Nuove ipotesi Le ipotesi patogenetiche sul danno tessutale in corso di ipertensione venosa, fino ad ora esposte, hanno preso in considerazione diversi aspetti: l'ischemia, gli shunt artero-venosi, le cuffie di fibrina e piu' recentemente l'adesione leucocitaria. A quest'ultima ipotesi dobbiamo il merito di aver introdotto il concetto di danno "infiammatorio". Su questa base altri Autori (37) hanno pero' introdotto un nuovo elemento patogenetico: il danno tessutale linfocito-mediato. Probabilmente il meccanismo del danno tessutale di tipo cellulo-mediato e' complesso e coinvolge molti fattori; alcuni di questi sono gia' stati ipotizzati: - produzione monocito-macrofagica-dendritica di IL-12; - stimolo alla differenziazione dei T-helper CD4+ in Th1; - produzione di IFN-gamma, IL2, TNF beta; - incremento dell'espressione di molecole di adesione; - incremento della produzione di Th1, IL-12 dipendente e inibizione della differenziazione in Th2. In particolare l'IFN-gamma sembrerebbe responsabile dell'aumentata espressione e attivazione del FAS Ag e dell'apoptosi keratinocitica e contemporaneamente dell'inibizione della produzione fibroblastica di PDGF, dell'angiogenesi e della sintesi di collageni miofibroblastici (38). Sono gia' molti i lavori in corso che cercheranno di far luce su questi meccanismi.

CONCLUSIONI

Se dal punto di vista emodinamico sembra che gli studi siano piuttosto avanti, non si puo' dire altrettanto di quelli sul meccanismo cellulo-mediato o su altri meccanismi patogenetici, ancora ipotetici, del danno tessutale. Purtroppo cio' limita notevolmente l'attuale scelta terapeutica nell'IVC che si basa ancora sui cardini classici dell'elastocompressione e di eventuali correzioni chirurgiche e/o scleroterapiche complementari.
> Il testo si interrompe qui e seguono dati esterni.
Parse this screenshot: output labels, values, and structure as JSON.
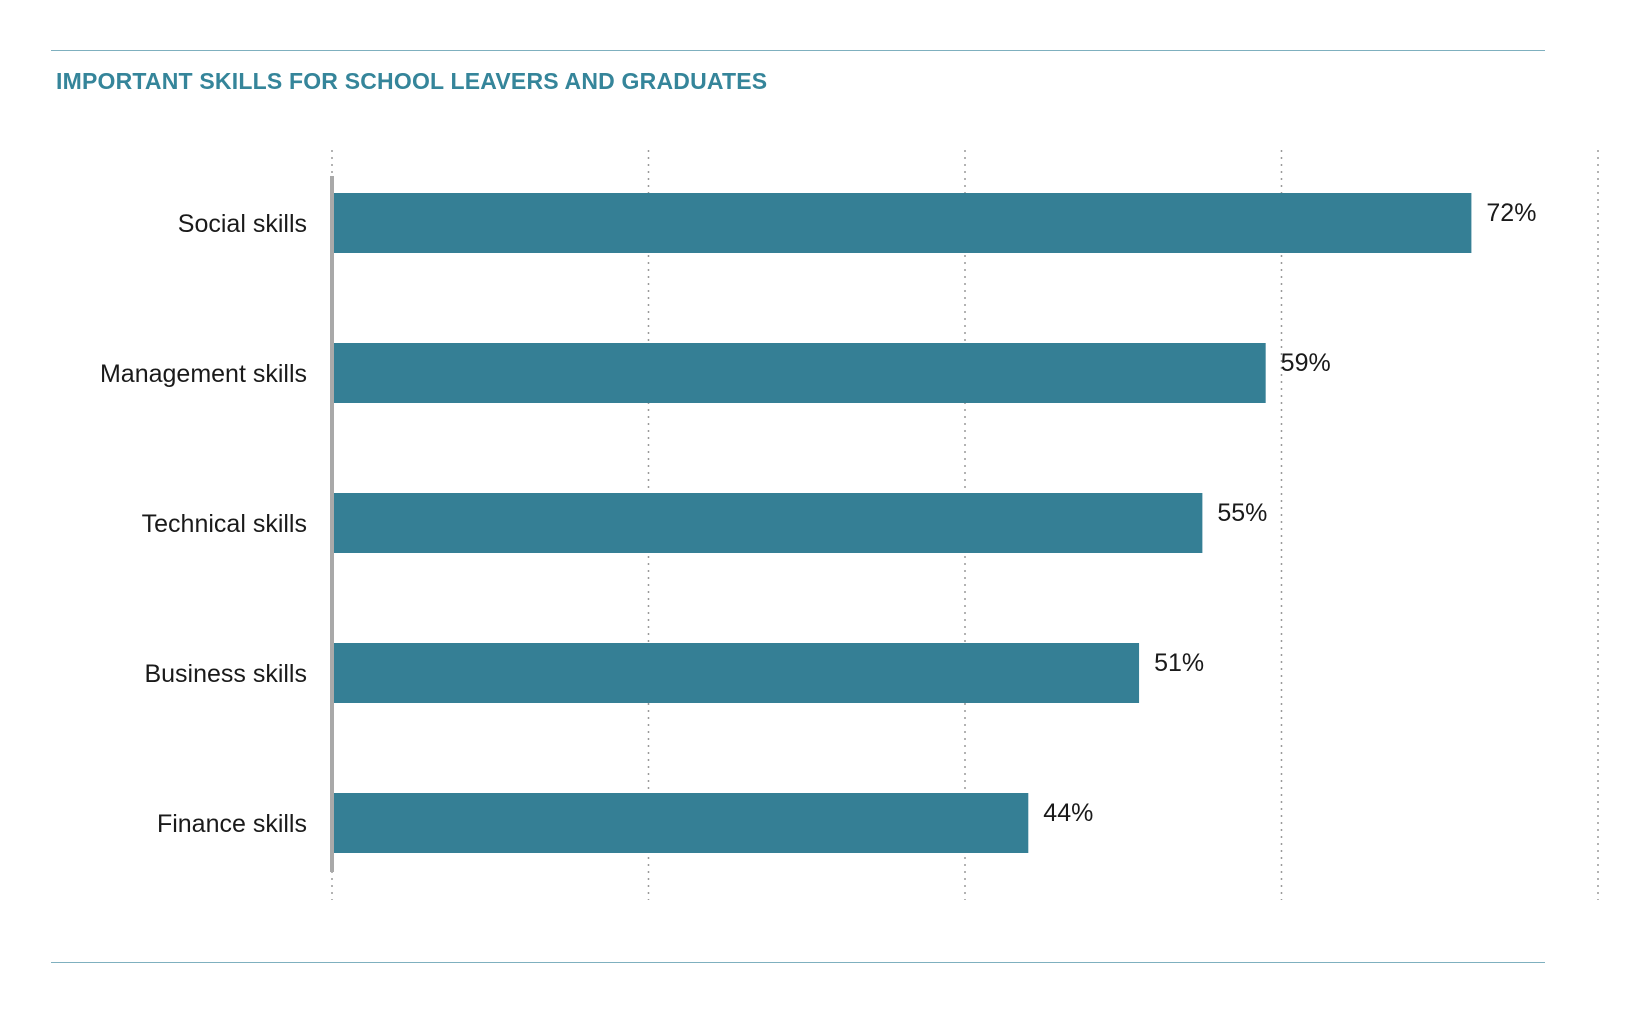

Queste tentano di correggere le alterazioni macro e microcircolatorie per prevenire quelle alterazioni che portano infine al danno tessutale. Farmacologicamente possiamo fare ancora poco. Anche dal punto di vista delle classificazioni dell'IVC siamo piuttosto limitati. Le principali si basano prevalentemente sulle alterazioni cutanee obiettivabili, che purtroppo sono piuttosto tardive e spesso irreversibili. Dovremmo quindi cercare, con nuovi studi, di approfondire ed anticipare la fase di riconoscimento delle alterazioni tessutali e con cio' anche la fase dell'intervento farmacologico piu' efficace.